The history of a 2,000-year-old office whose holders have shaped
world history, from St. Peter to Benedict XVI.Roman Catholic
tradition identifies popes as the successors to Peter, who
supposedly was - or at least helped appoint - the first bishop of
Rome. Yet in fact Christianity had no bishops until well after
Peter's death, notes Collins (Research Fellow/Univ. of Edinburgh;
Visigothic Spain, 2004, etc.). This kind of mythologizing has
carried the papacy through numerous near-death experiences. Secular
protectors, extraordinary pontiffs and luck (or providence,
depending on your take) have also played a part in helping popes
expand their spiritual authority even as their temporal powers
shriveled. The narrative covers such epic events as the schism
between Rome and Eastern Christianity, the Crusades, church
councils and the Protestant Reformation. But it does not neglect
peculiarities like the Cadaver Synod, in which a medieval pope's
enemies exhumed his corpse, arrayed it in robes before an
ecclesiastical court and convicted the moldering remains of perjury
and breaking canon law. Collins sprints through the centuries, but
his detail-saturated prose makes the book seem long. Grand themes
bob in a sea of names and dates, with even insignificant popes and
other bit players rating fleeting mentions. The author's
conclusions on major, controversial figures are invariably
balanced. He judges as "far from proven" the case against Pius XII,
whose failure to condemn the Nazis' treatment of Jews led historian
John Cornwell to dub him Hitler's Pope (1999). Collins does
acknowledge that Pius "was at the very least constrained by the
habitual caution that made him a good Vatican diplomat rather than
a natural leader of men in time of crisis." John Paul II gets kudos
for charisma and combating communism, but criticism for opposing
artificial contraception to halt AIDS and inertia in the face of
sex abuse by priests.A useful reference for students and diehard
fans of church history, but includes more than general readers will
want to know. (Kirkus Reviews)
A complete history of the Papacy - one of the most enduring and
influential of all human institutions.

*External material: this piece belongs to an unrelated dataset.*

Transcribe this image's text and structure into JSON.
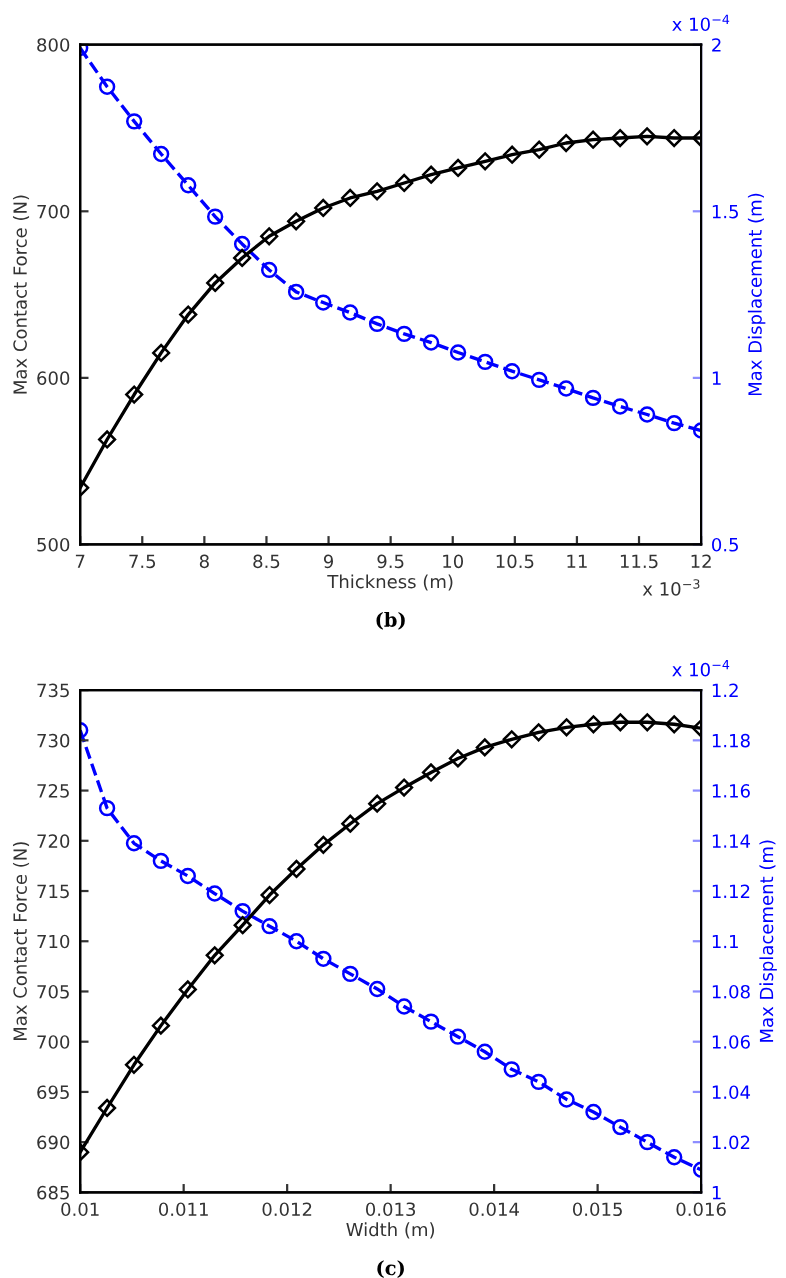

Few human institutions have
survived so long and played a continuously important role in world
history and affairs than the Papacy. From the time of St Peter to
the present day, this establishment has sought to make sense of
contemporary issues. Its story is a long and complicated one, full
of incident, ideas and the interplay of personalities. In this
masterful single volume, eminent scholar Roger Collins offers an
account of the entire arc of papal history, describing how its
authority was acquired and exercised, and in turn, challenged and
threatened; how it faced and overcame crises - both from within and
without; its relationship with Rome; the tradition of artistic
patronage; and the character and policies of individual popes.
KEEPERS OF THE KEYS OF HEAVEN is a vivid and revealing portrait of
an enduring body, chronicling two thousand years of ambition,
scandal, persecution, faith and glory.